Michael Shifter, president of the Washington-based Inter-American Dialogue, says there are three motives behind Trump’s aggressive policy: Florida, where the votes of exiled Cubans could be decisive in the 2020 election, a “Cold War mentality” that seeks revenge for 60 years of Cuban socialism, and Havana’s persistent support for Venezuela’s socialist leader Nicolas Maduro.
But “the Cubans have their responsibility because they lost an opportunity when Obama opened up,” as the ultraconservatives in the Communist Party put the brakes on what they saw as a too-rapid change.
“Instead they hardened their position, they closed more, they became more repressive because they felt threatened,” said Shifter.
There were further signs of that tougher policy last Tuesday — International Human Rights day — when around a dozen journalists and Cuban militants said they were prevented by the police from leaving their homes, a tactic often used the authorities to control protests on symbolic dates.
“It’s not just Trump’s hostile policy that has led to a tougher response, internally, from the Cuban government.

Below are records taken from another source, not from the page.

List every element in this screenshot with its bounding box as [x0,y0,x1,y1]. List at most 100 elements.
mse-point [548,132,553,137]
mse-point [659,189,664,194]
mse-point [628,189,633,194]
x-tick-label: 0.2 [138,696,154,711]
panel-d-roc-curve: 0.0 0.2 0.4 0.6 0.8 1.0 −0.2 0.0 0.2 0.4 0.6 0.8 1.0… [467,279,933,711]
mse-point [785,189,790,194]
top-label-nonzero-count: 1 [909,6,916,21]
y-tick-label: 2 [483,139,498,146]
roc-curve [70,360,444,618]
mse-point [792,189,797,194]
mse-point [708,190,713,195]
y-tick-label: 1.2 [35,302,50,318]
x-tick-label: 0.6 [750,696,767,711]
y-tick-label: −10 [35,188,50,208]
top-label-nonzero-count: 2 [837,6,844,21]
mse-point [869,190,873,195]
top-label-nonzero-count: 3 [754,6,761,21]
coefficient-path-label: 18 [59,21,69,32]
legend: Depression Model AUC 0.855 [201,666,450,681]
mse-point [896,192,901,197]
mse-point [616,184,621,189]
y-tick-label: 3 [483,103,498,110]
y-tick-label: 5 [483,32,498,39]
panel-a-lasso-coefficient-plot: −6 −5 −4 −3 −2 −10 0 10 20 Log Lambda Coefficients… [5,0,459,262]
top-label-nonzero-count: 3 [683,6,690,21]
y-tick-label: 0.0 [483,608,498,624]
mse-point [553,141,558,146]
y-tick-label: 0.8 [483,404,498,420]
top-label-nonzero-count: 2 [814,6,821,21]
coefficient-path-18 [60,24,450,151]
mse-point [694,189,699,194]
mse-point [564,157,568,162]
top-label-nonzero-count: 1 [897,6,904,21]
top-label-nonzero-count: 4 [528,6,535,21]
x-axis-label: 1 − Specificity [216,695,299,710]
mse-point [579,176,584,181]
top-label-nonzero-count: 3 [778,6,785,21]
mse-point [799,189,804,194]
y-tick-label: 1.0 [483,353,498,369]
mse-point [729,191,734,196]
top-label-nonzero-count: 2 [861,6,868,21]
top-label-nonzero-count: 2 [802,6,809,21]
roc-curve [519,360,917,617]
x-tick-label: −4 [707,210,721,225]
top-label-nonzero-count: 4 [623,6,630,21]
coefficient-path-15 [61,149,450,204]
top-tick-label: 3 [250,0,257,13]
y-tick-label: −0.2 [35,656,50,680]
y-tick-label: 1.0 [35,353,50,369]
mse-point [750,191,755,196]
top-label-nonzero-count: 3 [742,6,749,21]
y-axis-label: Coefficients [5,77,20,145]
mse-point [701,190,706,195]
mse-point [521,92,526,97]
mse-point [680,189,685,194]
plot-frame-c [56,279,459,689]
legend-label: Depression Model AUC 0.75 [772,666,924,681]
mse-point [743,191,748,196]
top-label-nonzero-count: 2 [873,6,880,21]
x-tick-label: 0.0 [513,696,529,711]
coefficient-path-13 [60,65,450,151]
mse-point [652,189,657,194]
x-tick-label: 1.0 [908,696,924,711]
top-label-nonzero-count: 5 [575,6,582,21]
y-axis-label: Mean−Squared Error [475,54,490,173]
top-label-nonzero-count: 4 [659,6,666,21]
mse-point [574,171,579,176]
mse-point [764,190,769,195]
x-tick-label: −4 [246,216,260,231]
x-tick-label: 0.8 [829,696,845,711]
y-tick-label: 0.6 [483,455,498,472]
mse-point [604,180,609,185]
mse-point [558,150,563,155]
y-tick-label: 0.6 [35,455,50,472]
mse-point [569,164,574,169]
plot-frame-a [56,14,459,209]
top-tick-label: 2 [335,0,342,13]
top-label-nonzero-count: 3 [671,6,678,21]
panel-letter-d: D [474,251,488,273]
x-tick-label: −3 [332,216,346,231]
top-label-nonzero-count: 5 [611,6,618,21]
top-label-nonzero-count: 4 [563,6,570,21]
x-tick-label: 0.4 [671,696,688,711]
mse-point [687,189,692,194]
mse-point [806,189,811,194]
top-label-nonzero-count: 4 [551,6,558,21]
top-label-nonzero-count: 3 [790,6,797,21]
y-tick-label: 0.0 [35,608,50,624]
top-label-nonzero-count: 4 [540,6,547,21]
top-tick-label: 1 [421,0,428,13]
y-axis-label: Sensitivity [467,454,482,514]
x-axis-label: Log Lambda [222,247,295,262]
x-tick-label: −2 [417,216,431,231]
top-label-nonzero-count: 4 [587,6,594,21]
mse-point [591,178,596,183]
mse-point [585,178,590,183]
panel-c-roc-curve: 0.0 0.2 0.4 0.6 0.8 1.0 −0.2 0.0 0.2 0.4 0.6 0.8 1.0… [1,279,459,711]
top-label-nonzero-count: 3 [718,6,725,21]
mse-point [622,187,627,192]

That had already begun before,” says Alina Lopez Hernandez, researcher and editorialist for the online La Joven Cuba.
Inside the ruling Communist Party “conservative tendencies are naturally encouraged, and reinforced as the U.S. government acts as it does now,” she said.
Obtaining “real change” on the island, as Washington wants, “is difficult in these siege conditions.”
A current point of friction is the case of well-known activist Jose Daniel Ferrer, imprisoned since October 1.
Leader of the Patriotic Union of Cuba (UNPACU), he is accused of what human rights activists say is a trumped-up case of assault.
The U.S. charge d’affaires in Havana, Mara Tekach, says Ferrer “is a political prisoner who is in grave danger.”
Tekach has campaigned on social media for his release, which the official daily Granma — the Communist Party mouthpiece — has slammed as U.S. “interference” in Cuban affairs.
The government has long accused Washington of financing the local, illegal opposition. It says that Tekach “personally directs” Ferrer, a claim the U.S. refutes.
“We summoned her and told her that Cuba will not allow the United States to intervene in the internal affairs of our country,” said Fernandez de Cossio.
Esteban Morales, a specialist on U.S.-Cuba relations, says he is “convinced this is an escalation” with a final objective in mind: “Trump will want to break off diplomatic relations.”
“Diplomatic relations are almost a joke,” Morales says. “There aren’t any anyway.”